Durso’s column missed crucial points about Seneca Meadows Landfill revenue for Seneca Falls
– By Andy Moss, Chair, Responsible Solutions New York
The column, however, only told part of the story when it noted using reserves to backfill lost Host Community Agreement funds if Seneca Meadows were to close. This missing part is much less simple for taxpayers. At some point, reserves run out and taxes must be raised. This dim future only comes to fruition if Doug Avery and Dave DeLelys’ are successful in their scheme to reject more than three million dollars in critical annual revenue Seneca Meadows provides to the town. Disastrous tax hikes and dramatic cuts in services are sure to follow.
Just today, FL1’s Peter Mantius quoted Supervisor Ferrara that “Property taxes ‘for sure’ will rise over the next five years ‘unless spending is greatly reduced…I mean cutting positions that will affect health and safety issues like police protection and water/sewer.”

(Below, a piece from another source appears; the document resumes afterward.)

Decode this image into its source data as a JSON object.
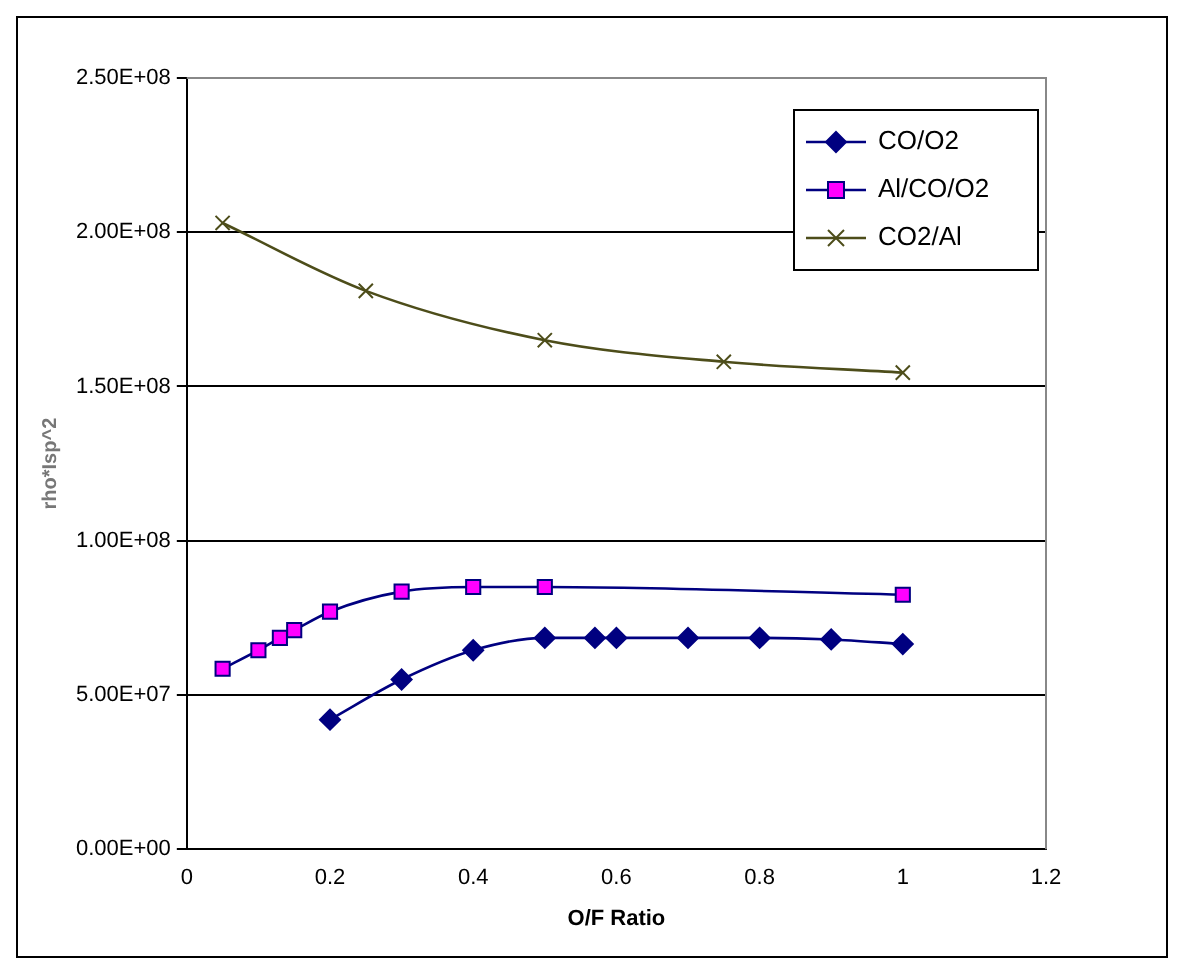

The Center for Governmental Research recently assessed the economic impact of Seneca Meadows and concluded that Seneca Falls property taxes could skyrocket as much as 74 percent. With growing price inflation, can Seneca Falls’ homeowners afford this reckless financial approach?
The holiday season is right around the corner. Inflation and supply chain issues are wreaking havoc with our economy at a national and local level. Taxpayers need to finally ask the question, ‘Who is looking out for us?” They will find Kaitlyn Laskoski and Frank Sinicropi are ready, willing, and able to hold the line on taxes and spending and bring a desperately needed common sense style of leadership to the Town Board.